OL: Supporting increased and better access to potentially life-saving therapeutics should be the number one priority for all of us. In practice, this means faster product development times and strong collaboration between pharma and technology providers. As a wider community, we have the tools and expertise we need to improve the manufacturing process and deliver better medicines. And going forward, our abilities will only be enhanced by new tools, such as digital and artificial intelligence. There are major changes happening in science and drug development that will help to increase life expectancy significantly in the coming decades.

Key Approvals of 2018

January

New drug, Hemlibra, for hemophilia A, the most commonly occurring form of the bleeding disorder (EMA). This is the first new medicine in over 20 years to treat people with hemophilia A with inhibitors in Europe.

February

First medicine, Amglidia, to treat diabetes in neonatal babies (EMA). The drug can also be used to treat newborns, infants and children.
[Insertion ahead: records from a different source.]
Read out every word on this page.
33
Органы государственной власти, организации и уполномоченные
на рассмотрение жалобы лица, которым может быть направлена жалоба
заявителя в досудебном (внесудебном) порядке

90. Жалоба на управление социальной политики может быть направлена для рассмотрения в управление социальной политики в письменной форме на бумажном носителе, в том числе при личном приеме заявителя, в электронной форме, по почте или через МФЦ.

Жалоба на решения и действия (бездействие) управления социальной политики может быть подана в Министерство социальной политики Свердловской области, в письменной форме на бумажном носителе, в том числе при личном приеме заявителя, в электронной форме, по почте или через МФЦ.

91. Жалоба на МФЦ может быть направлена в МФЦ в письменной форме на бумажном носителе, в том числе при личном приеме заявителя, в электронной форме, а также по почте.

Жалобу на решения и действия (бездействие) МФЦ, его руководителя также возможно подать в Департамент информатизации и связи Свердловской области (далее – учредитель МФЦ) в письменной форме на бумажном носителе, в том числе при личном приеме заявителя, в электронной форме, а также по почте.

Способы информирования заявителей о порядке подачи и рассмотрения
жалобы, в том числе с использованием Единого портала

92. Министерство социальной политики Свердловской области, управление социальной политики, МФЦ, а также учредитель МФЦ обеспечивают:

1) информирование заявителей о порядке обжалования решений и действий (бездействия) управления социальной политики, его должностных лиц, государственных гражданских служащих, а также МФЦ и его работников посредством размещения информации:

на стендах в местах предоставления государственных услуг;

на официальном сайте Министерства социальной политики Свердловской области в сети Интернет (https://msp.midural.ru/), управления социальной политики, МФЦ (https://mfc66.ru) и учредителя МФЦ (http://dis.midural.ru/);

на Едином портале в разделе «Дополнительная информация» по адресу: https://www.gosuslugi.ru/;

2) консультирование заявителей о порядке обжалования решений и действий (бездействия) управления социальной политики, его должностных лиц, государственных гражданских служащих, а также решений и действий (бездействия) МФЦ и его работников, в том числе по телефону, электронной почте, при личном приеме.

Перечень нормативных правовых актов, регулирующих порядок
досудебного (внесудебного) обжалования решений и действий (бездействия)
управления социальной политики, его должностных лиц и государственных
Erleada, the first drug approved for non-metastatic castration resistant prostate cancer (FDA).

March

Trogarzo, a new type of antiretroviral for HIV patients for patients with limited treatment options (FDA).

April

Crysvita, the first treatment for children and adults with x-linked hypophosphatemia (FDA).

May

Doptelet, the first oral drug to treat low platelet count in adults with chronic liver disease scheduled to undergo a procedure (FDA). It allows many patients to avoid platelet transfusion.

Palynziq, novel treatment for the rare genetic disorder phenylketonuria (FDA).

Second CAR-T therapy for the US (Kymriah) approved (FDA).

June

First two CAR-T cell therapies in Europe for the treatment of blood disorders, Kymriah and Yescarta (EMA).

First drug in the US containing a purified substance from marijuana, Epidiolex for the treatment of epilepsy (FDA).

July

First drug for smallpox, TPOXX (FDA).

August

Poteligeo, new treatment for two rare types of non-Hodgkin’s lymphoma (FDA).

First RNAi therapeutic, Patisiran, approved in the US and EU (FDA and EMA). 

September

Libtayo approved specifically for metastatic cutaneous squamous cell carcinoma, the second most common skin cancer (FDA).

October

Dengvaxia, the first vaccine for dengue fever (EMA).

Namuscla for non-dystrophic myotonia (EMA).

November

Fexinidazole Winthrop – the first oral-only treatment for human African trypanosomiasis (HAT) (EMA).

December

Ultomiris, a treatment for paroxysmal nocturnal hemoglobinuria administered via a biweekly injection (FDA).